On the flip side, you don’t need to buy every single new tool or technology that gets pushed in front of you, either. You could have the most amazing technology package in the world, but if you don’t have the client base to support it, then it doesn’t amount to a hill of beans. The best way to go about the spend/save balance is to carefully evaluate everything you purchase. Spend money on things you think will have a legitimate ROI.

Red Flag #5: Lacking Confidence in Your Value

There is absolutely a learning curve when you start your financial planning practice. But that doesn’t mean you should let these initial touch-and-go years derail your confidence. You got into this industry because you’re passionate about financial planning. You bring so much value to your clients. You have your education. Regardless of whatever your designation status may be, CFP, CPA/PFS, candidate, or in the midst of your education - you know so much more that the average Joe! You bring a network of colleagues you can rely on and your drive to improve the planning profession and your clients' lives. Don’t undersell yourself.

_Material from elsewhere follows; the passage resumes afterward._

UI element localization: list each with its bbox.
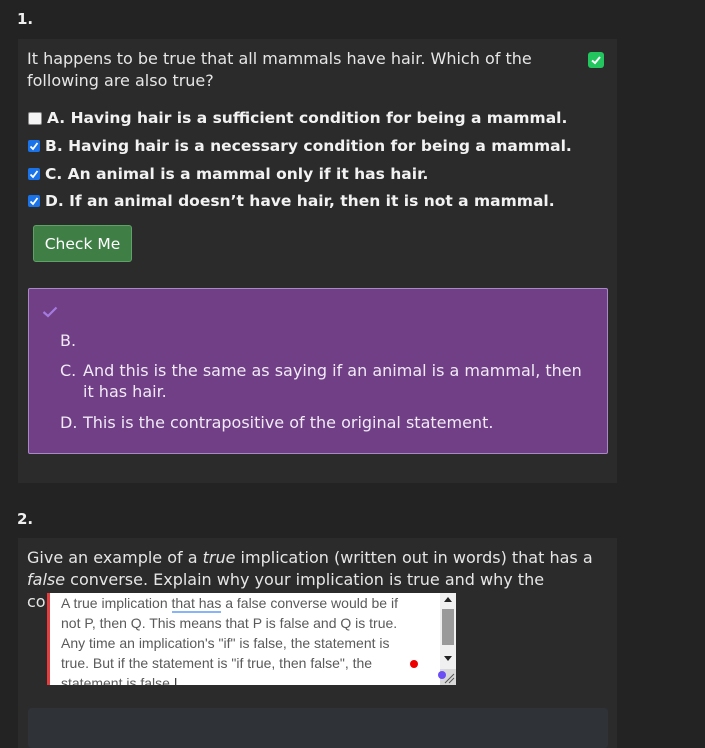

Red Flag #6: Being Over Confident

The opposite of that last extreme is being overconfident. I always get a sticky kind of feeling when I meet a brand new advisor who shuns advice or is super cocky about having it all together. News flash: Literally nobody has it all together when they’re just starting out. I have seen far too many of those same over confident “gurus” come back, tail between their legs, saying they wish they’d listened a little more. So, what’s the takeaway here? Be confident, just not so confident you forget to listen to people who know more than you and can help you find success.

Red Flag #7: Not Having a Support System

This is the biggest red flag I’ve seen so far, which is why I’ve saved it for last. It doesn’t matter who your support system is made up of. It can be friends, family, a partner, a spouse, or colleagues. You will need them. The road to success is rough and long. You want people to be there when you need them. You also want people to be there when you’re ready to celebrate your wins! Loners who don’t have a ton of support tend to have a tough time. Seek people out and nurture those relationships from the beginning.

The more self-awareness you can bring to the table, the better off you’ll be. It’s okay to admit where you’re falling down, and it’s equally okay (more than okay!) to celebrate when you’re doing something well. Don’t get so wrapped up in your own business that you forget to acknowledge your successes or forget about the things you need to improve on. I want to see all of you fly your sparkly, glitter-covered flags of success. Let’s get you on the path to make that happen!